Looking at counts from 2002-2011 (, we see that this year we've already surpassed the seasonal totals for Mississippi Kite of 2003, 2004, 2005, 2006, 2008 and 2009. We will likely exceed last year's count (274,621), and have a real chance at breaking the exceptional 2002 record of 306,274 Mississippi Kites. The mean number of Mississippi Kites recorded at the two Veracruz count sites combined for the period 1995-2004 was 157,199 (Ruelas Inzunza 2007). The species' recent expansion of its breeding area has been well-documented by excited northeastern birders, and that expansion is reflected in the higher recent counts in central Veracruz, where virtually the entire world population is believed to pass through a relatively small area each fall.

We're also seeing more Swallow-tailed Kites this year than were recorded on average for the period 1995-2004, but we are still far away from the exceptional 2007 seasonal total, when a new record was set with 563 Swallow-tailed Kites. The  average number of STKI for the period 2002-2010 is 275, a number we seem to be on track for this year.

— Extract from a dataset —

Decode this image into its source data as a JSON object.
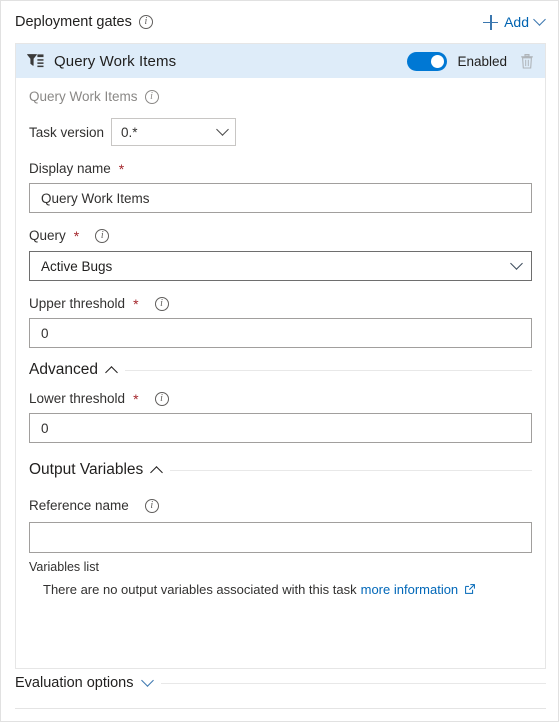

For other raptors it is of course still way too early to say anything about trends. We have had an unusual number of Zone-tailed Hawks already, but this and many other species normally peak late September / early October, when we will have a much better idea about how this year's numbers fit into the larger trend line.

Cited literature: 
Ruelas Inzunza, E. (2007) Raptor and wading bird migration in Veracruz, Mexico: spatial and temporal dynamics, flight performance, and monitoring applications - Dissertation University of Missouri - Columbia.